Спустя несколько секунд подруга появилась. Осторожно ступая на шпильках, она с удивлением приближалась, не понимая, что заставило меня остаться здесь так надолго, ведь обычно я тут же, как только залезу в свою одежду, бегу к тайной двери возле подсобки в тупике, показанной мне ею же, отодвигаю там коробки, открываю люк и, по лестнице вниз, прямо, минут пять по кривым переулкам подвала, достигаю соседнего квартала, где выбираюсь неподалеку от дома.
– Что такое, Мэя?
– Позови сюда Санха! – предвосхищая её недоразумение, я всплеснула руками. – Да, опять! И сама приходи, тут сотворилось что-то необычное…
Ожидание на этот раз показалось тяжелее. Пока они шли, я разглядывала тонкое ювелирное украшение, вес которому предавали ноли в цене. Бриллианты, настоящие. Черт! Кто-то очень здорово оценил Саломею. Но кто? Ожерелье полетело по сцене после выключения света спустя считанные мгновения… это был кто-то из-за первых столиков. И я даже молниеносно сократила варианты до трех: Дэхен, Сонмин, Сольджун. Да что там думать – это Сольджун! Кто ещё мог быть вором? Я давно заподозрила его, ещё даже не зная. Но как же доказать, что это кинул он? Проклятье! Надо добыть ордер на обыск его квартиры, но как?

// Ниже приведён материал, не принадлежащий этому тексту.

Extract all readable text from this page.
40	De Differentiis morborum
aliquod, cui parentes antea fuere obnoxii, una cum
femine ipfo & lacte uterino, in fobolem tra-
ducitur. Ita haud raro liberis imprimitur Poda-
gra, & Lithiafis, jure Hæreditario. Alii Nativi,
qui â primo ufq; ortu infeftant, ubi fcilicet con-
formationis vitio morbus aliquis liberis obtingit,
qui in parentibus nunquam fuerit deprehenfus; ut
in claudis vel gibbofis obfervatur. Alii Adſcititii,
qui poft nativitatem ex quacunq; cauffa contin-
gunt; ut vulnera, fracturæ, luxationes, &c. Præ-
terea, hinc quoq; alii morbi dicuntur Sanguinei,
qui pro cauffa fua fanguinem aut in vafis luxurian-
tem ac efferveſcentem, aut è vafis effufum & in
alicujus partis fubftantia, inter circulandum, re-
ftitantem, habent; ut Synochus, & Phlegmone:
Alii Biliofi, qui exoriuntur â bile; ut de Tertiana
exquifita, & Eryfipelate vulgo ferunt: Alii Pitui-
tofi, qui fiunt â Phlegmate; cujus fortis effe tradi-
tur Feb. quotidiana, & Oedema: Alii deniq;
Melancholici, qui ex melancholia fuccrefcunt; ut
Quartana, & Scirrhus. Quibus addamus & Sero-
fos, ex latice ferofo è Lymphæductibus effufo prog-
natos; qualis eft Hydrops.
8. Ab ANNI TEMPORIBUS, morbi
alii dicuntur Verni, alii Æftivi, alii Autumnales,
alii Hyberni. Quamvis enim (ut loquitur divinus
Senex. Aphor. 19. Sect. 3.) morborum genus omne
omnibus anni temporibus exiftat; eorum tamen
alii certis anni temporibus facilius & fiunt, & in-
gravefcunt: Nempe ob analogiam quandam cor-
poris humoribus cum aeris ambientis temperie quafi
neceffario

– Что-то Ваше Высочество раскапризничались, - вальяжной походкой вошел Санха, но убрал улыбку с лица, когда увидел мою угрюмость. За ним шла Сэй. – Что такое? Я не смотрел на тебя, как ты и просила.
– Кто швырнул это на сцену? – поднялась я, поднимая и руку с ожерельем.
– Что это? – приподнял одну бровь парень.
– Одна из пропаж, которую кто-то стыбрил из ювелирного. Стоит сотню тысяч долларов.
– Ого! – присвистнув, Санха с большим уважением покосился на мою ношу. Я испепеляла его взглядом. – И откуда она здесь? Что значит «швырнул на сцену»?
– То и значит! Когда погас свет, через секунд двадцать-тридцать, за мной под занавес скользнула вот эта штучка. И ты должен мне сказать, кто это сделал?
– Да как же я это могу знать, когда ты велела мне отвернуться? – скрестил руки на груди Санха и украсился кривой усмешкой. – Госпожа Саломея, определитесь, что мне нужно делать?
– Тебе следует знать, кто из ваших постояльцев вор, обчистивший хорошенько кучу богатых мест Сеула!
– Слушай, Мэя, даже если бы я смотрел, когда погасили свет – там выколи глаз. Всё устроено по твоему заказу, так что получай, за что боролась. Выяснить, кто кинул ожерелье невозможно. – Санха глазами попросил поддержки у Сэй. Та кивнула. – Что касается постояльцев, то я тебе это без следствия скажу: тут каждый второй жулик.
– Вот как? А ты пытался мне доказать, что вы тут порядочные люди, с порядочным клубом!
– Я? – издевательски ткнул он себе пальцем в грудь. – Никогда такого не говорил.
– Какой же ты!.. – прищурившись, я подошла к нему ближе. – А, может, это ты сам сделал?
– Ну, разумеется. – ярко и отвлекая меня от серьёзных мыслей, заулыбался Санха. Его улыбка уводила меня куда-то к шелковым простыням, кожаным диванам, опускающемуся на пол нижнему белью и сигаретному дыму после секса.